The detector itself is a large white appendage to the back of the truck, dotted with red LED lights along its length and secured by a triangular frame. Combined with the permanently flashing orange lights on top, the truck is a colourful, conspicuous sight on the road.

“When you’re driving behind it for hours, it’s almost mesmerizing. I had one guy tell me to have them turn it off one night because he thought he was going to go have a seizure,” Mr. Clarke said.

Inside the PSC truck, the detector makes a low buzzing noise, not unlike a Pac-Man sound effect. The pitch peaks when an electric field is detected and two surveillance cameras attached to the back of the truck allow the operators to pinpoint the equipment that caused the noise.

“We’re looking for any structure that the public can touch, and get a shock off. We sweep up everything and then pass it on to Toronto Hydro and they deal with it,” Mr. Kalokitis said.

That means the sweep has found energized equipment belonging to other utilities, businesses and even private homes. One family got a 1:30 a.m. wake up call when their garage door produced a huge reading on the detector.

“We were scanning a laneway one night and found this door was energized at 100 volts,” Mr. Clarke said. “They weren’t very pleased, but we have a responsibility not to just leave it. 100 volts could do some serious damage.”

The extreme sensitivity of the detector allows the crew to find as little as one volt on a surface within 10 metres of the truck. Toronto Hydro says the Electrical Safety Authority tolerates anything up to 10 volts, but they are reporting and fixing anything more than one volt. Mr. Clarke says there are no typical nights.
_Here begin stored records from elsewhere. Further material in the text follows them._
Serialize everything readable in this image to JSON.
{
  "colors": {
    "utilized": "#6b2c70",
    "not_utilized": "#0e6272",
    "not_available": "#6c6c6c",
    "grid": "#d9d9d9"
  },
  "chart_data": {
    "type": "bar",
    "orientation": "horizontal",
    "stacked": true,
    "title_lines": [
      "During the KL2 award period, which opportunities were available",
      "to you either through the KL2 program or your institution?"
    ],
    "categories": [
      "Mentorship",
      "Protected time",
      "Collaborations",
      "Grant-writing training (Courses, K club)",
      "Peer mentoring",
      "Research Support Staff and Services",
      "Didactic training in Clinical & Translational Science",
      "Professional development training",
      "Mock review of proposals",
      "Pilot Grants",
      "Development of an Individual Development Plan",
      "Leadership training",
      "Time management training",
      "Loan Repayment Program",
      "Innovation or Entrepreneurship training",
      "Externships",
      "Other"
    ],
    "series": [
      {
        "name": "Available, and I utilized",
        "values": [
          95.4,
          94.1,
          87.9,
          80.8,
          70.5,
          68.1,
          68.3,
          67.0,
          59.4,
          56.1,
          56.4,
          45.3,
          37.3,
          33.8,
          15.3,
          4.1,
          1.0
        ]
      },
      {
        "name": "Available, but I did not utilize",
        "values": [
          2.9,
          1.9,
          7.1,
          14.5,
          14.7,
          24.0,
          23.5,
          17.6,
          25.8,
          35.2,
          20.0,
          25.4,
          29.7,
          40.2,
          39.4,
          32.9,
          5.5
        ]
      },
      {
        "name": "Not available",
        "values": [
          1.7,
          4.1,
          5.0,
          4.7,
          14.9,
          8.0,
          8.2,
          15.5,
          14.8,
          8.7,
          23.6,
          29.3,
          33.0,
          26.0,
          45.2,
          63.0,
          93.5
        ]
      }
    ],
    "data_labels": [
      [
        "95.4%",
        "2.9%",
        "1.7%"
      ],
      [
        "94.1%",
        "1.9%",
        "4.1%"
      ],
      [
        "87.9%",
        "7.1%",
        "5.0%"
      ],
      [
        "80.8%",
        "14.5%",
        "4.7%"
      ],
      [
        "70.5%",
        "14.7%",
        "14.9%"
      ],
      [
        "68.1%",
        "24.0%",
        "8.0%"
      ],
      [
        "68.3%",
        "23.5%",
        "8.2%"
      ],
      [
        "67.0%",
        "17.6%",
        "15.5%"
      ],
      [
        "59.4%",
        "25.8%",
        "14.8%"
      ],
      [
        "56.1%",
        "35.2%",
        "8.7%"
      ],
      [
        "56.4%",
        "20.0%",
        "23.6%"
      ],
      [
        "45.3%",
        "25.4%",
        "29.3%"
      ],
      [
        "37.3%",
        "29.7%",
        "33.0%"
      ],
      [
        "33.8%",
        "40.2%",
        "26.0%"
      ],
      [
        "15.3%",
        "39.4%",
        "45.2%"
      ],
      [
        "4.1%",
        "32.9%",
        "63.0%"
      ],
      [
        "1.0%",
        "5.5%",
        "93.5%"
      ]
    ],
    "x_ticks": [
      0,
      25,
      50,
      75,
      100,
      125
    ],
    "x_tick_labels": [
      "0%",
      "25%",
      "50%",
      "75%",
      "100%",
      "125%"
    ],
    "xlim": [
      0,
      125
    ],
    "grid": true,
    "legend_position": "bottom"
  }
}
On a recent quiet evening they found just six instances, but another outing days later caught 17 energized structures on one street.

“If you can fix them when they’re low voltage, that’s a lot better than waiting until they’re higher,” he said.

On Bloor Street, outside Varsity Stadium, the PSC truck stops and within seconds, technicians Darnell Howard and Danny Borras have coned off their vehicle. Spreading out with hand-held voltmeters, they test every traffic light, billboard and lamppost in sight, dodging traffic to get a reading on a manhole cover. This time it’s a false alarm.

“Not all of them are real, but they’re trained to be thorough. There are no quotas,” Mr. Kalokitis said as his team clambered back into the truck, ready to tackle their next street.